Methods:: Twenty eyes of twenty patients affected by advanced glaucoma underwent central and peripapillary fundus-related differential light threshold quantification with microperimetry (MP1 Microperimeter, Nidek Technologies, Padova, Italy). Fixation characteristics (location and stability) were documented. White-on-white standard visual field defects quantification with Swedish Interactive Thresholding Algorithm Standard 24-2 perimetry (Carl Zeiss Meditec Inc., USA) was also perforrmed. Automatic microperimetry follow-up (testing exactly the same retinal points independently from fixation shifts) was performed 3 and 6 months after baseline examination.

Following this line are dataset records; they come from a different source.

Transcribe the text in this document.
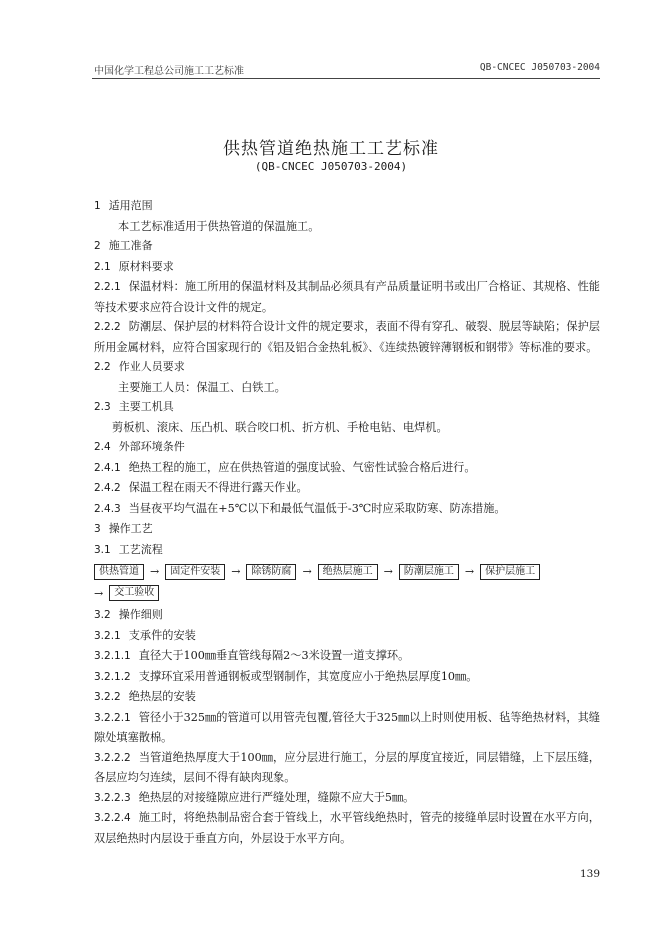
中国化学工程总公司施工工艺标准	QB-CNCEC J050703-2004
供热管道绝热施工工艺标准
(QB-CNCEC J050703-2004)

1 适用范围

本工艺标准适用于供热管道的保温施工。

2 施工准备

2.1 原材料要求

2.2.1 保温材料：施工所用的保温材料及其制品必须具有产品质量证明书或出厂合格证、其规格、性能等技术要求应符合设计文件的规定。

2.2.2 防潮层、保护层的材料符合设计文件的规定要求，表面不得有穿孔、破裂、脱层等缺陷；保护层所用金属材料，应符合国家现行的《铝及铝合金热轧板》、《连续热镀锌薄钢板和钢带》等标准的要求。

2.2 作业人员要求

主要施工人员：保温工、白铁工。

2.3 主要工机具

剪板机、滚床、压凸机、联合咬口机、折方机、手枪电钻、电焊机。

2.4 外部环境条件

2.4.1 绝热工程的施工，应在供热管道的强度试验、气密性试验合格后进行。

2.4.2 保温工程在雨天不得进行露天作业。

2.4.3 当昼夜平均气温在+5℃以下和最低气温低于-3℃时应采取防寒、防冻措施。

3 操作工艺

3.1 工艺流程

供热管道	→	固定件安装	→	除锈防腐	→	绝热层施工	→	防潮层施工	→	保护层施工
→	交工验收

3.2 操作细则

3.2.1 支承件的安装

3.2.1.1 直径大于100㎜垂直管线每隔2～3米设置一道支撑环。

3.2.1.2 支撑环宜采用普通钢板或型钢制作，其宽度应小于绝热层厚度10㎜。

3.2.2 绝热层的安装

3.2.2.1 管径小于325㎜的管道可以用管壳包覆,管径大于325㎜以上时则使用板、毡等绝热材料，其缝隙处填塞散棉。

3.2.2.2 当管道绝热厚度大于100㎜，应分层进行施工，分层的厚度宜接近，同层错缝，上下层压缝，各层应均匀连续，层间不得有缺肉现象。

3.2.2.3 绝热层的对接缝隙应进行严缝处理，缝隙不应大于5㎜。

3.2.2.4 施工时，将绝热制品密合套于管线上，水平管线绝热时，管壳的接缝单层时设置在水平方向，双层绝热时内层设于垂直方向，外层设于水平方向。

139
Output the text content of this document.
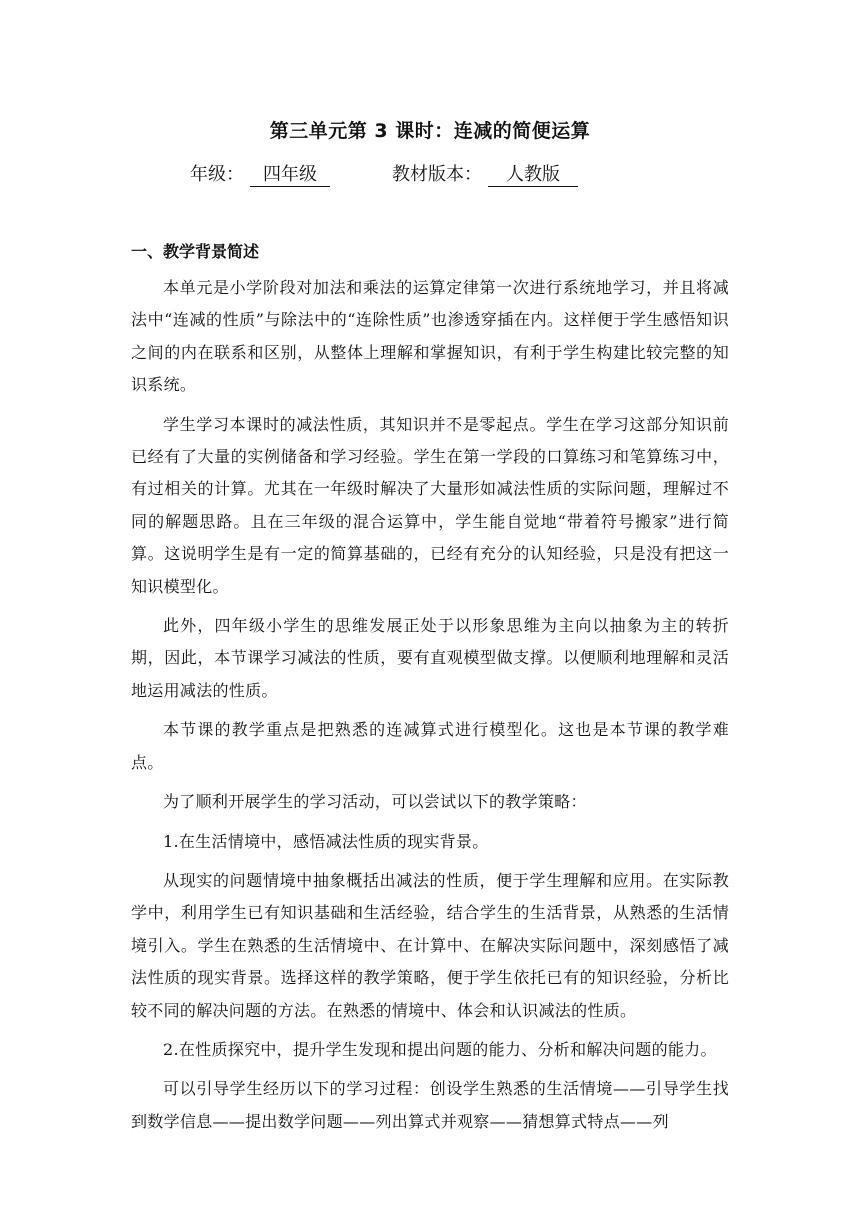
第三单元第 3 课时：连减的简便运算
年级： 四年级	教材版本： 人教版
一、教学背景简述

本单元是小学阶段对加法和乘法的运算定律第一次进行系统地学习，并且将减法中“连减的性质”与除法中的“连除性质”也渗透穿插在内。这样便于学生感悟知识之间的内在联系和区别，从整体上理解和掌握知识，有利于学生构建比较完整的知识系统。

学生学习本课时的减法性质，其知识并不是零起点。学生在学习这部分知识前已经有了大量的实例储备和学习经验。学生在第一学段的口算练习和笔算练习中，有过相关的计算。尤其在一年级时解决了大量形如减法性质的实际问题，理解过不同的解题思路。且在三年级的混合运算中，学生能自觉地“带着符号搬家”进行简算。这说明学生是有一定的简算基础的，已经有充分的认知经验，只是没有把这一知识模型化。

此外，四年级小学生的思维发展正处于以形象思维为主向以抽象为主的转折期，因此，本节课学习减法的性质，要有直观模型做支撑。以便顺利地理解和灵活地运用减法的性质。

本节课的教学重点是把熟悉的连减算式进行模型化。这也是本节课的教学难点。

为了顺利开展学生的学习活动，可以尝试以下的教学策略：

1.在生活情境中，感悟减法性质的现实背景。

从现实的问题情境中抽象概括出减法的性质，便于学生理解和应用。在实际教学中，利用学生已有知识基础和生活经验，结合学生的生活背景，从熟悉的生活情境引入。学生在熟悉的生活情境中、在计算中、在解决实际问题中，深刻感悟了减法性质的现实背景。选择这样的教学策略，便于学生依托已有的知识经验，分析比较不同的解决问题的方法。在熟悉的情境中、体会和认识减法的性质。

2.在性质探究中，提升学生发现和提出问题的能力、分析和解决问题的能力。

可以引导学生经历以下的学习过程：创设学生熟悉的生活情境——引导学生找到数学信息——提出数学问题——列出算式并观察——猜想算式特点——列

Results:: At baseline, significant correlation (r=0.71) was found between central mean sensitivity loss quantified with microperimetry versus conventional white-on-white perimetry. Peripapillary microperimetry differential light threshold was circumferentially depressed (0.0 ± 5 dB), with absolute scotoma in upper and lower poles in all eyes. Moreover, central microperimetry exactly documented residual functional retinal areas (> 0dB), which were undetected by conventional perimetry, with significant correlation (r=0.85) with peripapillary residual sensitivity. Fixation was unstable in 18/20 eyes (90%). During follow-up. microperimetry showed progression of visual field damage, undetected by standard perimetry (p< 0.001)

Conclusions:: Microperimetry is able to exactly document residual visual field areas in advanced glaucoma. Fixation instability prevents accurate localization of the same areas with standard perimetry. Automatic microperimetry follow-up may accurately monitor the functional impact of any therapeutic approach in advanced glaucoma.